PM da Rota ferido em atentado matou membro do PCC em operação anterior

PM da Rota fardado posicionado para ação
O tenente Ronickson Pimentel dos Santos, das Rondas Ostensivas Tobias de Aguiar (Rota).

Tenente Ronickson Pimentel dos Santos, baleado na cabeça em junho, liderou ação que vitimou um integrante do PCC em 2024; Polícia Civil analisa possível vingança.

O tenente Ronickson Pimentel dos Santos, oficial das Rondas Ostensivas Tobias de Aguiar (Rota) que sobreviveu a um grave atentado, participou diretamente de uma ação policial que culminou na morte de um integrante de alta patente do Primeiro Comando da Capital (PCC), dois anos antes de ser alvo de disparos.

O confronto em questão ocorreu na madrugada de 22 de maio de 2024, na Avenida do Estado, zona sul paulistana. Na ocasião, o tenente liderava uma equipe que interceptou um veículo ocupado por Márcio Silva de Oliveira, o Fatioli, apontado como um dos responsáveis pela coordenação do tráfico em Heliópolis e na Cracolândia.

Segundo depoimentos prestados à Polícia Civil, Pimentel efetuou quatro disparos de fuzil FN Scar calibre 7,62 durante a perseguição que durou cerca de um quilômetro. O veículo onde estavam Fatioli e Lucas Rodrigues Gomes Chaves foi alvejado, e ambos morreram após serem encaminhados a unidades hospitalares da região.

A hipótese de que o atentado contra Pimentel, ocorrido em 27 de junho, possa ter sido uma represália direta por esta ação é uma das linhas investigativas conduzidas pelo Departamento de Homicídios e de Proteção à Pessoa (DHPP). Até o momento, contudo, não há provas conclusivas de que o ataque tenha sido motivado exclusivamente por vingança.

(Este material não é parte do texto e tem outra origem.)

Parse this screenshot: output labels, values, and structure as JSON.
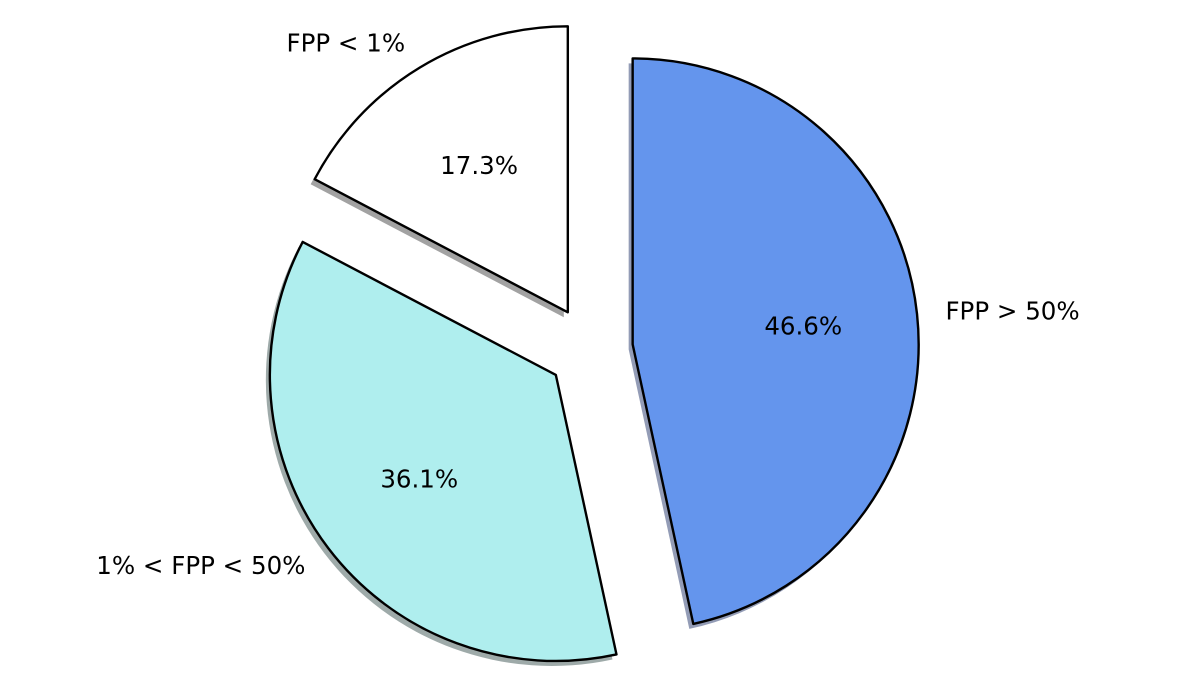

O tenente foi baleado na cabeça enquanto aguardava em um semáforo na Avenida Goiás, em São Caetano do Sul, no ABC. A execução foi realizada por ocupantes de uma motocicleta, com suporte logístico de outros veículos que circulavam de forma coordenada pelo local.

A complexidade do caso levou a Justiça paulista a determinar, em 15 de julho, a transferência imediata de três detentos ligados à logística do ataque. A decisão visou mitigar riscos de um possível plano de resgate que, segundo denúncias anônimas, envolveria o uso de fuzis e veículos blindados para atacar a delegacia onde os investigados estavam custodiados.